Viele Anfragen und viele Themen in unserer Gruppe handlen von dem gleichen Thema: ist derzeit Intel oder AMD in Sachen Prozessor besser? Hier versuchen wir, die derzeitige Lage ein bisschen abzubilden und eine Entscheidungshilfe zu liefern.

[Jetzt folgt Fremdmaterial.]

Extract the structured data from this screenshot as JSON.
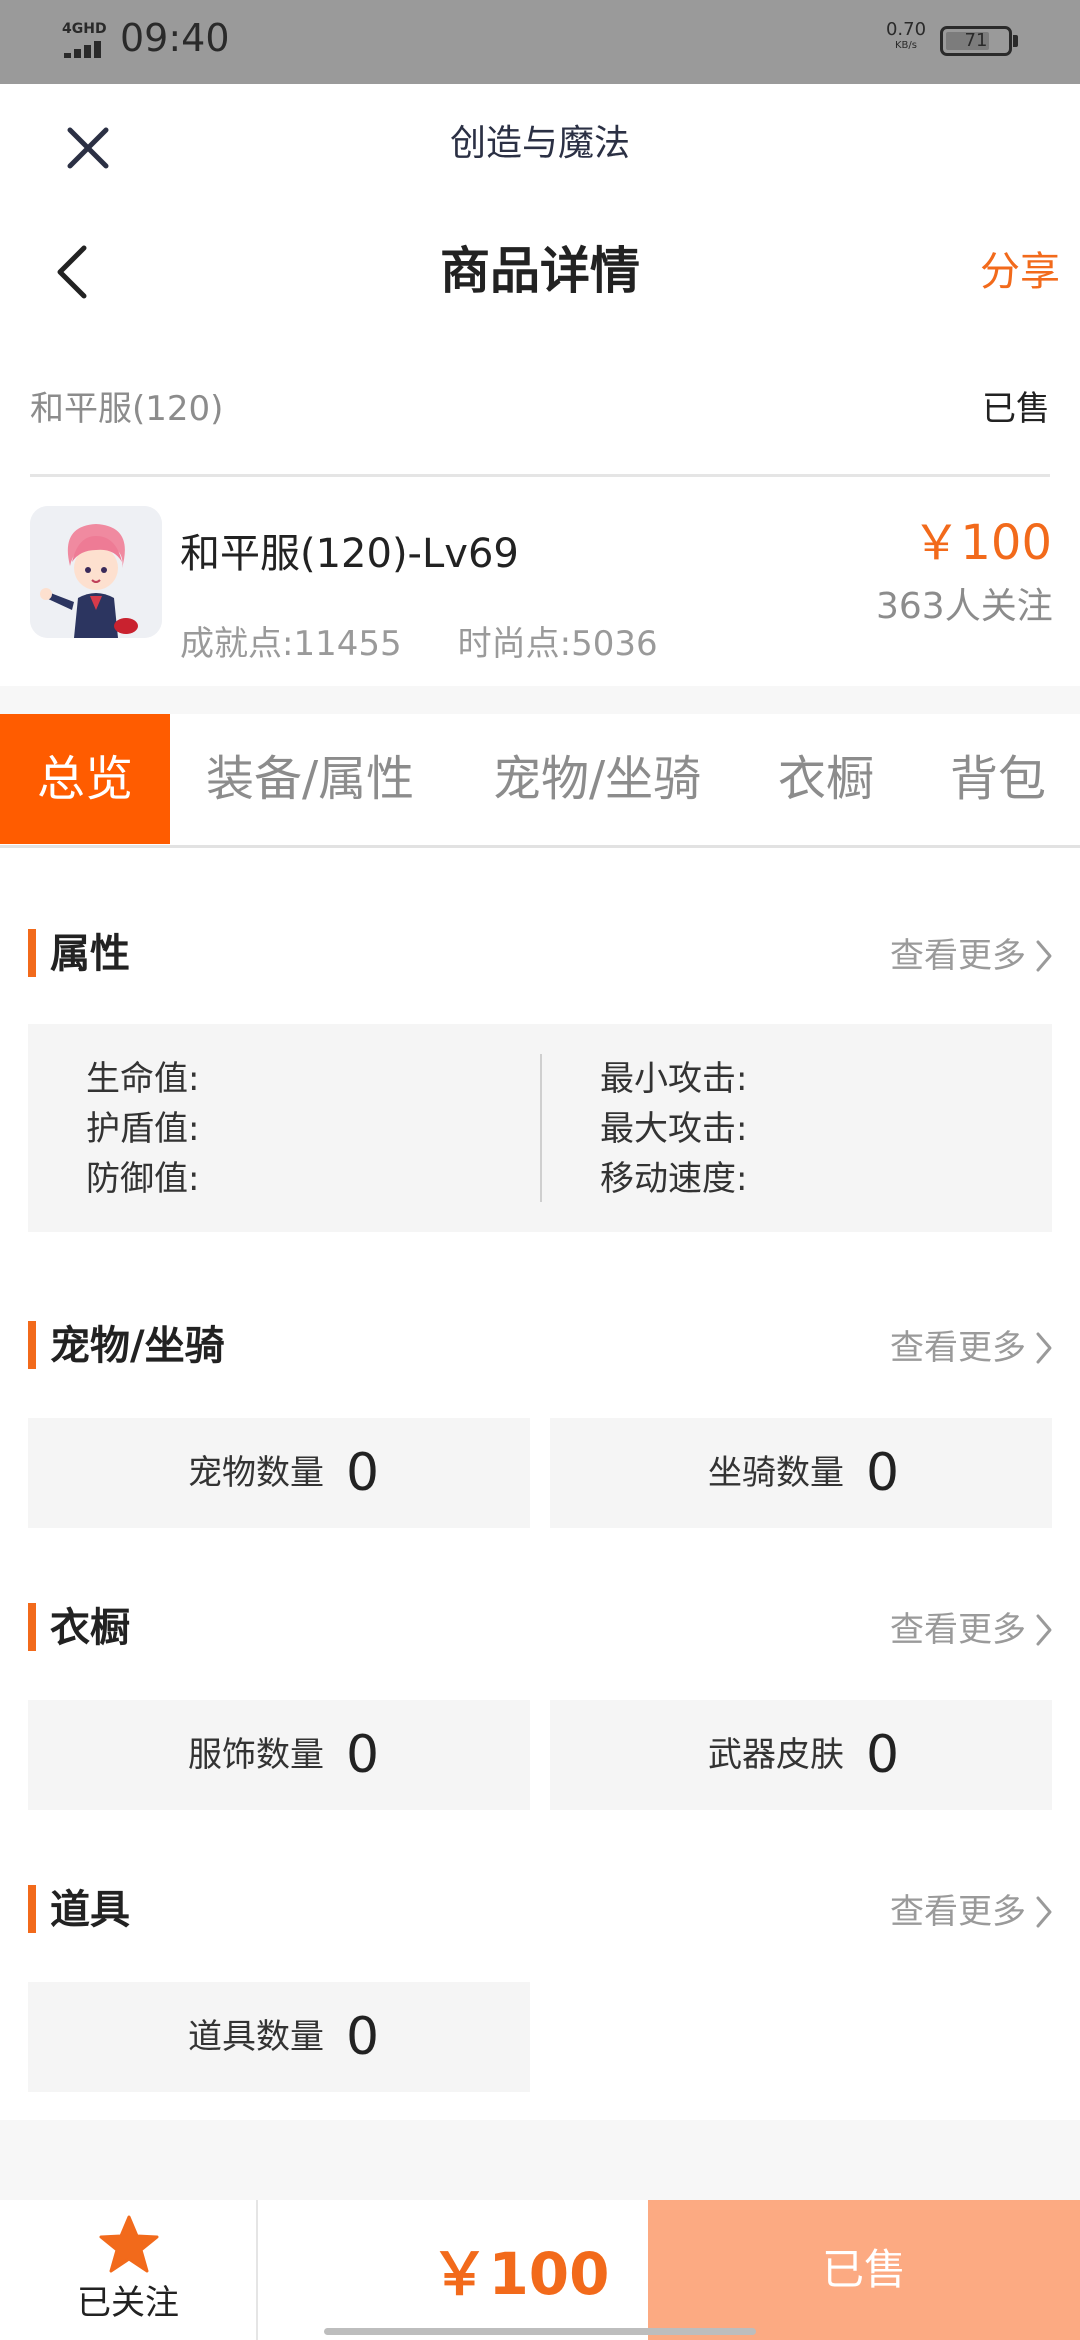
{
  "status_bar": {
    "network": "4GHD",
    "time": "09:40",
    "speed_value": "0.70",
    "speed_unit": "KB/s",
    "battery": "71",
    "battery_level": 0.71
  },
  "top_bar": {
    "title": "创造与魔法"
  },
  "nav": {
    "title": "商品详情",
    "share_label": "分享"
  },
  "product": {
    "sub_name": "和平服(120)",
    "status": "已售",
    "title": "和平服(120)-Lv69",
    "achievement": "成就点:11455",
    "fashion": "时尚点:5036",
    "price": "￥100",
    "followers": "363人关注"
  },
  "tabs": [
    {
      "label": "总览",
      "active": true
    },
    {
      "label": "装备/属性",
      "active": false
    },
    {
      "label": "宠物/坐骑",
      "active": false
    },
    {
      "label": "衣橱",
      "active": false
    },
    {
      "label": "背包",
      "active": false
    }
  ],
  "sections": {
    "attributes": {
      "title": "属性",
      "more": "查看更多",
      "left_labels": [
        "生命值:",
        "护盾值:",
        "防御值:"
      ],
      "right_labels": [
        "最小攻击:",
        "最大攻击:",
        "移动速度:"
      ]
    },
    "pets": {
      "title": "宠物/坐骑",
      "more": "查看更多",
      "items": [
        {
          "label": "宠物数量",
          "value": "0"
        },
        {
          "label": "坐骑数量",
          "value": "0"
        }
      ]
    },
    "wardrobe": {
      "title": "衣橱",
      "more": "查看更多",
      "items": [
        {
          "label": "服饰数量",
          "value": "0"
        },
        {
          "label": "武器皮肤",
          "value": "0"
        }
      ]
    },
    "items": {
      "title": "道具",
      "more": "查看更多",
      "items": [
        {
          "label": "道具数量",
          "value": "0"
        }
      ]
    }
  },
  "bottom": {
    "follow_label": "已关注",
    "price": "￥100",
    "sold_label": "已售"
  },
  "colors": {
    "accent": "#f26a1b",
    "active_tab": "#ff5c00",
    "sold_button": "#fcaa82"
  }
}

Kaufentscheidung für einen Prozessor derzeit schwierig
Eins kann man vorweg auf jeden Fall sagen: derzeit ist es sehr schwierig, sich für einen Prozessor, eine Plattform und einen Hersteller zu entscheiden. Grund dafür ist, dass AMD den Markt mit Ryzen und Threadripper aufgemischt hat. Intel hat darauf reagiert und plant einen Sechskerner für den Mainstreammarkt, bis zu 18 Kerne bietet die neue Profi-Plattform Skylake-X. Mit Threadripper wird AMDs Antwort auf Skylake-X folgen, was uns auch auf dem Enthusiasten-Markt wieder neue Prozessoren beschert. Gut ist das vor allem für uns Kunden, denn Konkurrenz belebt ja bekanntlich den Markt. Entsprechend sind derzeit auch die Preise, AMD und Intel liefern sich eine regelrechte Schlacht. Es zeichnet sich dabei auch ab, dass Intel viele seiner Architekturen bereits in der Schublade liegen hatte. Sonst wäre ein verfrühter Start von Skylake-X und X299 vermutlich nicht möglich gewesen, genausowenig wie der Start von Coffee Lake Anfang August. AMD hat daher gute Arbeit geleistet und nascht dank Ryzen Intel auch schon fröhlich die Marktanteile weg.
Kerne und Taktraten
Deutliche Unterschiede gibt es natürlich auf beiden Seiten zwischen den Plattformen. Das derzeit stärkste Unterscheidungsmerkmal ist die Anzahl der Kerne. AMD bietet mit Ryzen deutlich mehr Kerne an als Intel. Die Ryzen 7-Prozessoren bieten ganze acht Kerne und 16 Threads, was sie für Workstations und PCs, auf denen gleichzeitig gespielt und gestreamt wird, prädestiniert. Die Ryzen 5-Prozessoren bieten vier oder sechs Kerne mit acht oder zwölf Threads an. Intel ist jedoch trotzdem noch mit den Cores i7-7700K und i5-7600K marktbeherrschend, was Gamingrechner angeht. Das liegt vor allem an den hohen Taktraten, die beim 7700K standardmäßig bei 4,2 GHz und im Boost bei 4,5 GHz liegen. Ryzen hingegen hat auf den Top-Prozessoren Ryzen 7 1700, 1700X und 1800X nur bis zu 4 GHz standardmäßig als Boost. Die meisten Spiele sind derzeit nicht auf so viele Kerne getrimmt, weshalb Ryzen den Vorteil der vielen Kerne verliert. Da aber auch Intel derzeit Sechskerner für den Mainstream vorbereitet, wird sich das wahrscheinlich bald ändern.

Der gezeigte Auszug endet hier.